Busy Work

I’ve been starting and stopping blog posts for the last month or so and I haven’t been able to finish anything. It’s mainly because I really don’t know what to say and my mind has been fully cluttered. We started two markets in early May and at the same time, lost some critical staff members. To say that I’ve been busy is an understatement. Fortunately, it’s the kind of busy that sees its returns (rather than the kind where it seems like there is no light at the end of the tunnel). We did better sales-wise than we have in the past for the same month, we added some changes to the product mix, everyone has stepped up to help fill in the gaps in staffing and I have been getting more than 8 hours of sleep several nights a week.

When people ask me about opening up their own business, there is no real clear cut answer on whether to do it or not. I think with the right partner and the right team, it can be a real joy. I don’t think I would be able to work 6-7 days a week for someone else and certainly not for as long as I’ve been doing it. It’s nice to wake up every day knowing exactly why I’m getting ready for work and what I hope to achieve that day. I do 45-50 hours a week in the kitchen and I can actually see the fruit of my labor and as the owner, I know exactly what happens to it.

There are downsides as well. Two fridges and a freezer all broke within the span of a week. It’s not like we can just stop whatever we’re doing to address the fridge problems so we have to call in our guy, order replacement parts, and make sure that we still do what needs to be done. The show must go on.

That’s the hard part about business ownership. You get a lot of ups and downs and both ends are pretty extreme. I think it’s both easy to want to quit as soon as things get hard and it’s easy to be so obsessed with just being a business owner that you ignore some big red flags. I have a lot of bad days where I spend several hours thinking about all the things going on and fortunately, I know what I’m doing in the kitchen so I can go on autopilot while I think. However, the thinking makes me restless and it makes it difficult to complete any task from start to finish. I get a lot of nice moments where we had a great sales day, everything ran smoothly, and I get to go home before 8 pm. The thing is, work doesn’t end because I went home. Some people have the ability to make a clear distinction between their personal lives and their work lives, but perhaps because work is so much of what brought Simon and me together, it’s an unmistakably large part of our personal lives as well.

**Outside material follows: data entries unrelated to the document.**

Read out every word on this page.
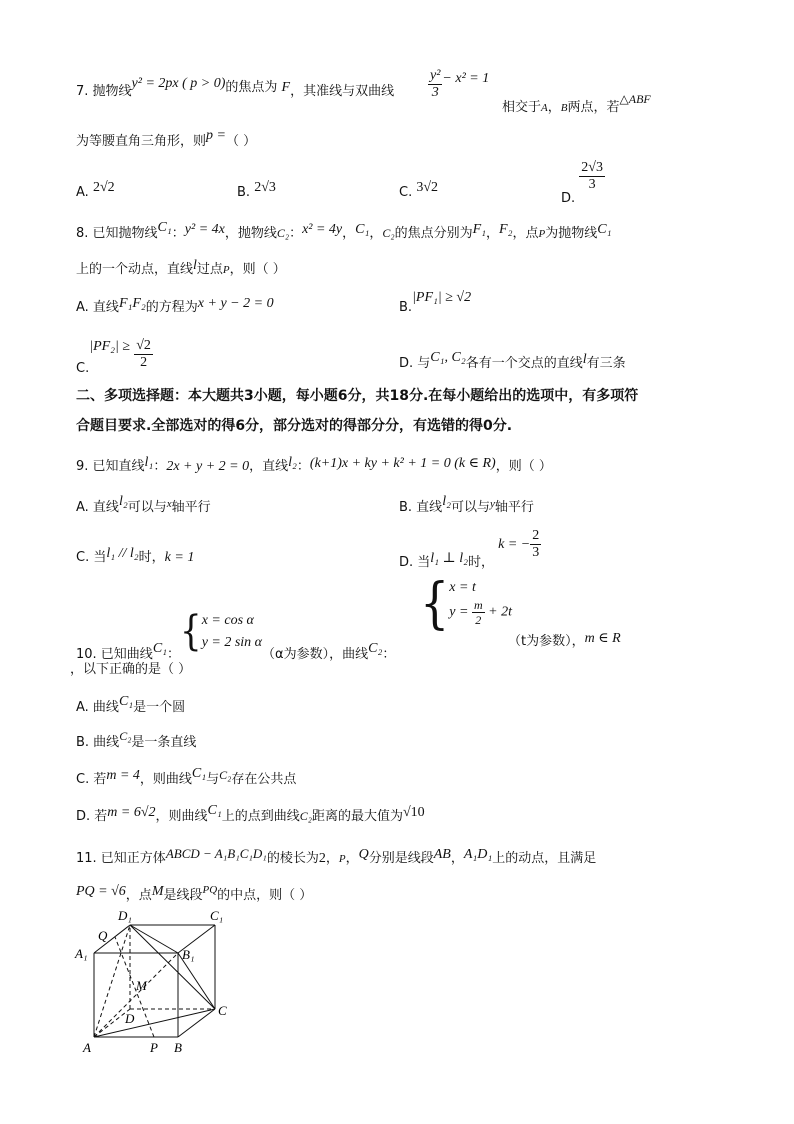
7. 抛物线y² = 2px ( p > 0)的焦点为 F，其准线与双曲线 $\frac{\text{y²}}{3} - x^2 = 1$
相交于A，B两点，若△ABF
为等腰直角三角形，则p =（ ）
A. 2√2	B. 2√3	C. 3√2
D.
$\frac{2√3}{3}$
8. 已知抛物线C₁：y² = 4x，抛物线C₂：x² = 4y，C₁，C₂的焦点分别为F₁，F₂，点P为抛物线C₁
上的一个动点，直线l过点P，则（ ）
A. 直线F₁F₂的方程为x + y − 2 = 0	B.|PF₁| ≥ √2
$C.|PF_2| \ge \frac{√2}{2}$	D. 与C₁, C₂各有一个交点的直线l有三条
二、多项选择题：本大题共3小题，每小题6分，共18分.在每小题给出的选项中，有多项符
合题目要求.全部选对的得6分，部分选对的得部分分，有选错的得0分.
9. 已知直线l₁：2x + y + 2 = 0，直线l₂：(k+1)x + ky + k² + 1 = 0 (k ∈ R)，则（ ）
A. 直线l₂可以与$^x$轴平行	B. 直线l₂可以与$^y$轴平行
C. 当l₁ // l₂时，k = 1	D. 当l₁ ⊥ l₂时， k = − $\frac{2}{3}$
10. 已知曲线C₁：{ x = cos α
y = 2 sin α
（α为参数），曲线C₂：
{ x = t
$y = \frac{m}{2} + 2t$
（t为参数），m ∈ R
，以下正确的是（ ）
A. 曲线C₁是一个圆
B. 曲线C₂是一条直线
C. 若m = 4，则曲线C₁与C₂存在公共点
D. 若m = 6√2，则曲线C₁上的点到曲线C₂距离的最大值为√10
11. 已知正方体ABCD − A₁B₁C₁D₁的棱长为2，P，Q分别是线段AB，A₁D₁上的动点，且满足
PQ = √6，点M是线段$^{PQ}$的中点，则（ ）
D₁	C₁
Q
A₁	B₁
M
D
C
A	P B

Simon and I can be very impulsive people. We opened our business on a whim off the high of two people just falling in love and we somehow made it work. It’s bizarre that 10 years ago, I didn’t really like working and I didn’t like doing extracurricular activities, or even getting out of bed if I didn’t have to. I’ve been told that people change because of something big and drastic and I’m not sure something that crazy happened to me. I just started filling up my time with things to do and it became its own addiction. I get uncomfortable if I’m not doing anything for a long time. In college, I watched 10+ seasons of Law & Order SVU while doing homework. I felt so antsy about just watching TV like a normal person that I had to do something else on the side. As an employee, it made me either a really great one or a really bad one. If there was work to do, I got it done. If there wasn’t, I found something to do and it wasn’t always work related. Perhaps because of that discomfort, it makes it easier for me to run a business that has so many parts. There is actually always something to do and for the most part, it doesn’t have to be done in a linear order. It felt very natural to add more and more work on over time and so every day is a busy day.

When people ask me if it’s worth it, if they should do the same, I don’t have an answer. It makes sense for me. I was driving myself crazy in a desk job and I was either overworked in kitchens or too curious about things that weren’t my business. Simon loved his desk job, but when the economy tanked in 2009, that wasn’t an option for him anymore. Even my old boss told me that I really need a lot of latitude in order to work efficiently and he knew that business ownership was in my future. I think this is something Simon wanted to do, but since he was following his heart and not logic, he didn’t quite expect the amount of work involved to keep things going. He doesn’t complain though and he takes it all in stride. He jokes to his friends that he’s never worked this hard and this long for so little money.

We’re watching our friends outside of the food industry settle down and have children and in our minds, that’s not even an option in the near future for us. We think about everything in either the long term or the immediate short term, nothing in between. It covers signing 10 year leases and figuring out the long term prospects for our business and how to fix the fridge that broke 1 hour ago.

My parents have been working together for nearly 35 years. They managed to squeeze in four kids, take us to all of our piano lessons and make sure we did our homework. I remember riding with them in the car in the middle of the night when the security system for their store went off. I remember listening to them talk about how they found out the copper wires were stripped out of their AC unit and how cold the winter was the year they decided to do a massive renovation. It’s all part of business. We make our own job and we’re the ones responsible for our own job security. For two people who are restless, Macaron Parlour always keeps us on our feet and I don’t think we would trade this in for anything else in the world.